As an author, my job is much more difficult. My heart and my ego are involved. I care much more deeply, and I tend to be more conflicted about the many choices I face in the work. I will admit that shifting gears from ghostwriting to my own work is challenging. It took me 17 years to write my new novel Glorious Boy, during which time I wrote four nonfiction bestsellers for other authors. When I’m in the thick of a ghostwriting project, I have to suspend my own work, so I need to be incredibly selective in choosing those “writing” assignments!

Do you have another artistic outlet in addition to your writing? Do you sew? Paint? Draw? Knit? Dance?

I was a painting major in college, and although I stopped painting almost as soon as I graduated, I love visual art and photography. Just last fall, at the urging of my book publicist, I began posting on Instagram and that has radically changed my daily life. First, I discovered that there’s a fabulous community of writers on Instagram who post art photographs. That inspired me to poke around with the app’s editing tools, and I quickly discovered that I could create faux paintings that don’t require paint, canvas, or a studio. So I’ve been posting #phopaintings / #photopaintings of images that I capture on my daily walks, wherever I happen to be. Lately I’ve been adding 1-word tags to relate the images to aspects of the pandemic that I’m feeling. I am having more fun with this than I’ve had in years, and it’s an incredibly therapeutic outlet right now. Plus, it’s connected me to other photographers and artists and writers all over the world!
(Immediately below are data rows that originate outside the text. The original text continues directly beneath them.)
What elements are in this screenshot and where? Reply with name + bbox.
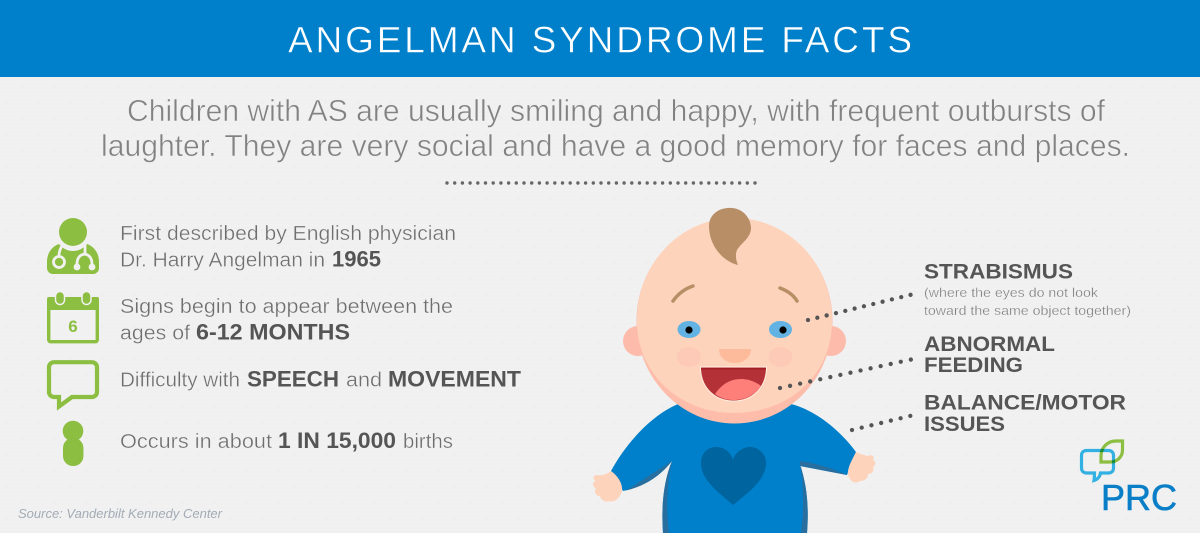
label: balance motor issues: ISSUES — [924, 412, 1005, 436]
fact: incidence: births — [403, 430, 453, 453]
body and arms — [611, 404, 856, 533]
facts list — [120, 222, 522, 453]
fact: first described — [120, 222, 456, 272]
source note: Source: Vanderbilt Kennedy Center — [18, 506, 223, 521]
fact: incidence: Occurs in about — [120, 430, 272, 453]
callout pointer: strabismus — [808, 293, 918, 320]
heart — [701, 447, 766, 505]
fact: signs begin: ages of — [120, 322, 190, 344]
PRC logo: PRC — [1101, 477, 1177, 518]
baby illustration — [593, 208, 875, 533]
icon: calendar: 6 — [68, 317, 78, 336]
label: abnormal feeding — [924, 332, 1055, 377]
label: strabismus — [924, 260, 1131, 318]
title: ANGELMAN SYNDROME FACTS — [288, 20, 912, 60]
callout labels — [924, 260, 1131, 436]
label: strabismus: STRABISMUS — [924, 260, 1073, 284]
hair tuft — [709, 208, 751, 265]
header banner — [0, 0, 1200, 77]
nose — [719, 349, 751, 363]
intro paragraph: laughter. They are very social and have a good memory for faces and places. — [101, 128, 1130, 163]
label: strabismus: toward the same object together) — [924, 304, 1131, 318]
right hand — [848, 452, 875, 483]
fact: signs begin: Signs begin to appear between the — [120, 295, 453, 318]
label: balance motor issues: BALANCE/MOTOR — [924, 390, 1126, 414]
fact: signs begin: 6-12 MONTHS — [196, 320, 350, 344]
fact: first described: First described by English physician — [120, 222, 456, 245]
eyebrows — [673, 286, 797, 301]
callout pointer: abnormal feeding — [780, 358, 918, 388]
fact: incidence: 1 IN 15,000 — [278, 428, 396, 453]
ears — [623, 326, 846, 356]
fact: first described: Dr. Harry Angelman in — [120, 248, 325, 272]
PRC logo — [1082, 441, 1177, 518]
cheeks — [677, 347, 792, 367]
fact: signs begin — [120, 295, 453, 344]
fact: first described: 1965 — [332, 246, 381, 272]
label: strabismus: (where the eyes do not look — [924, 286, 1099, 300]
icon: baby silhouette — [63, 421, 83, 466]
fact: speech and movement: and — [346, 368, 382, 392]
eyes — [678, 321, 792, 338]
mouth — [700, 367, 766, 401]
intro paragraph: Children with AS are usually smiling and happy, with frequent outbursts of — [127, 93, 1105, 128]
fact: speech and movement: SPEECH — [247, 366, 339, 392]
label: abnormal feeding: FEEDING — [924, 353, 1023, 377]
fact: speech and movement — [120, 366, 522, 392]
dotted divider — [447, 181, 755, 185]
callout pointer: balance — [852, 414, 918, 430]
intro paragraph — [101, 93, 1130, 163]
head — [636, 218, 832, 424]
left hand — [593, 471, 622, 502]
fact: speech and movement: MOVEMENT — [388, 366, 522, 392]
icon: calendar — [47, 292, 99, 342]
label: abnormal feeding: ABNORMAL — [924, 332, 1055, 356]
fact: speech and movement: Difficulty with — [120, 368, 240, 392]
icon: doctor — [47, 218, 99, 274]
fact: incidence — [120, 428, 453, 453]
label: balance motor issues — [924, 390, 1126, 436]
icon: speech bubble — [49, 362, 97, 406]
Is there a work of art that you love. Why? Have you ever visited it in person?

The art that I love straddles the line between photo-realism and impressionism, with lots of narrative content. Edward Hopper and Johannes Vermeer fall into this category for me. Both of them worked miracles with light, and their distant portraits evoke emotions I can only feel without naming. I did travel to Amsterdam to the Rijksmuseum to see the Vermeers there, especially “Woman Reading a Letter.” And my favorite Hoppers are “Gas” and “Nighthawks,” both of which I’ve seen multiple times.

Are there particular films that have influenced your writing?

As a teenager I was in love with Audrey Hepburn. Much later I realized that my mother had looked like Hepburn in her youth, but at the time, I wanted to be her. I must have seen Breakfast at Tiffany’s a dozen times. As soon as I read the original novella it was based on, I adopted Truman Capote as my favorite author, and Holly Golightly, as flawed and feisty and vulnerable as she was, became a role model for many of the characters in my own novels. My protagonists tend to be wounded adventurers. I never realized this before, but that idea was probably first planted by Breakfast at Tiffany’s.